I know, I know, I am not a parent. I don't claim to be nor do I claim to know anything about raising a child to the age of thirteen. However, I do know something about seventh graders as I have spent a good chunk of my life with them for the past two years. And I know a thing or two about how seventh graders think, and how public schools run. And if you are a parent, I beg you to consider that not all seventh graders are perfect angels and that it might not be the teacher's fault when your kid screws up.
Yeah, today was one of those days. I wanted to take a personal day. I wanted to be home writing my novel and walking with my iPod on and making a healthy dinner but no, I went to work. I went to work because I am a good employee and I knew there would not be enough substitute teachers today. Surprise! I was right.
And during the course of my day I had two sets of parents show up at the school demanding to see me and my team of teachers. Now, please, parents, think this through if you ever want to talk to a teacher. Guess what we are doing in the middle of the day...TEACHING YOU CHILD. Yep, yep, we can't just sneak out for a meeting. And certainly not six teachers at once.
One mom rescheduled until Friday. It doesn't help that she doesn't speak English so I couldn't talk to her while she was standing there in the office, I've called home three times for her daughter who's failing, and this morning her precious one told me she doesn't know why she hasn't turned in her poetry book. She just doesn't care. Yeah. Did I mention we turn grades in on Monday? As in five days from now? Yeah. Good time to call for a meeting with your kid's teachers. Eleven days before the end of the school year.
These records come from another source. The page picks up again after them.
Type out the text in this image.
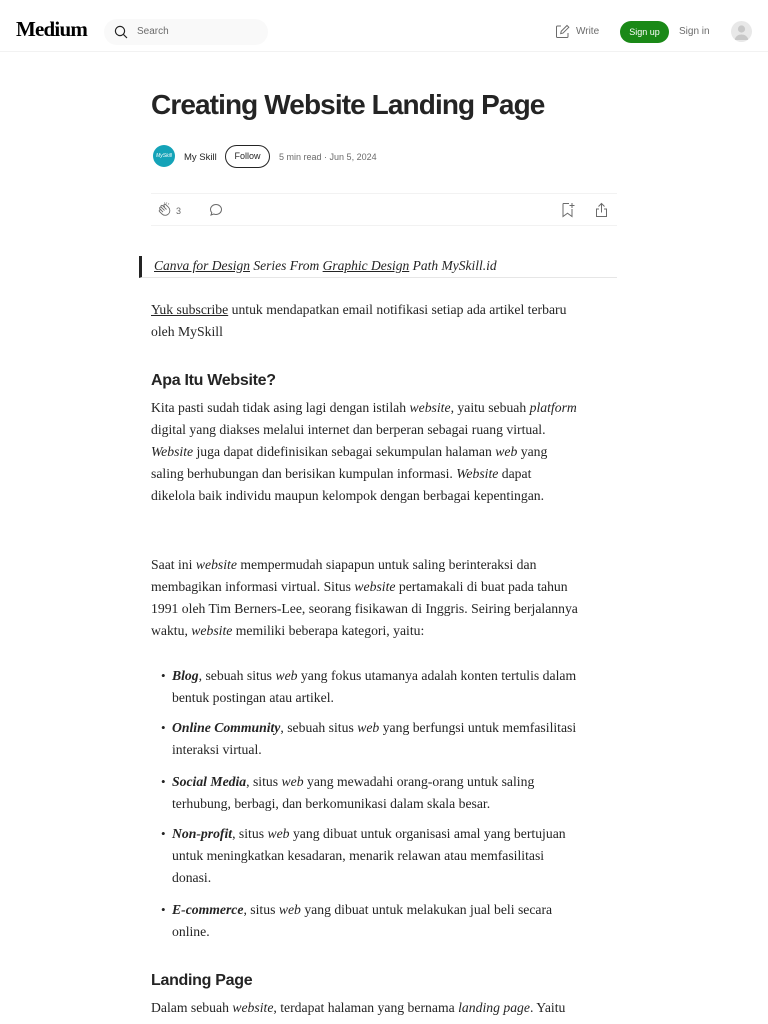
Medium	Search	Write	Sign up	Sign in
Creating Website Landing Page
MySkill	My Skill	Follow	5 min read · Jun 5, 2024
3
Canva for Design Series From Graphic Design Path MySkill.id
Yuk subscribe untuk mendapatkan email notifikasi setiap ada artikel terbaru
oleh MySkill
Apa Itu Website?
Kita pasti sudah tidak asing lagi dengan istilah website, yaitu sebuah platform
digital yang diakses melalui internet dan berperan sebagai ruang virtual.
Website juga dapat didefinisikan sebagai sekumpulan halaman web yang
saling berhubungan dan berisikan kumpulan informasi. Website dapat
dikelola baik individu maupun kelompok dengan berbagai kepentingan.
Saat ini website mempermudah siapapun untuk saling berinteraksi dan
membagikan informasi virtual. Situs website pertamakali di buat pada tahun
1991 oleh Tim Berners-Lee, seorang fisikawan di Inggris. Seiring berjalannya
waktu, website memiliki beberapa kategori, yaitu:
• Blog, sebuah situs web yang fokus utamanya adalah konten tertulis dalam
bentuk postingan atau artikel.
• Online Community, sebuah situs web yang berfungsi untuk memfasilitasi
interaksi virtual.
• Social Media, situs web yang mewadahi orang-orang untuk saling
terhubung, berbagi, dan berkomunikasi dalam skala besar.
• Non-profit, situs web yang dibuat untuk organisasi amal yang bertujuan
untuk meningkatkan kesadaran, menarik relawan atau memfasilitasi
donasi.
• E-commerce, situs web yang dibuat untuk melakukan jual beli secara
online.
Landing Page
Dalam sebuah website, terdapat halaman yang bernama landing page. Yaitu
The other parents refused to leave until we met with them. So they waited, over an hour. And on our prep my team met with them. And told them the same thing we've told them at several other meetings: we don't know what to do either. You kid is smart, very smart. But he's a kid, an immature, little kid. Seriously folks, I can only do so much, I cannot parent your child as well.
From my short tenure in the classroom I've seen a lot of parents who seem very unequipped to do their job, to parent a teenager. And it's sad. A lot of them are younger than me, and I KNOW I couldn't do it. That's why I don't have a teenager.
So yeah, it was a long day. A day capped off by a grading session during which I discovered one of my students had plagiarized poems in her book. Yeah, Chris Brown doesn't get by me, no seventh grader writes poems that sound like multi-platinum hit songs. Thank goodness for google.
3 comments:
I really would like to be a teacher...it wouldn't be a bad career. Except. for. the. parents.
My mom works at the highschool that I went to and she's told me some stories that just make me shake my head in disbelief.
Why parents will believe a 12 year old kid over a grown, mature teacher just blows my mind.
Part of me would like to be a teacher just to see how I'd react to some of these parents.
I honestly laughed out loud when I got to the Chris Brown part. That is priceless. My mom had a parent argue with the staff that her daughter was selling her vicodin. Well considering it was still in the original prescription bottle, it's kind of a giveaway. Oh yeah and she got caught selling it. "Not my daughter!" *Gasp* If you do teach again maybe you should teach orphans. :) See you soon. --Sus
oh my gosh! this is hillarious. I'm so glad you are going to be a famous writer-we'll have to compile our teaching stories in to a memoir. The part about Chris Brown was great-I was laughing out loud. Hang in there...it's almost summer, summer, summer time (you should be hearing Will Smith here). Love you!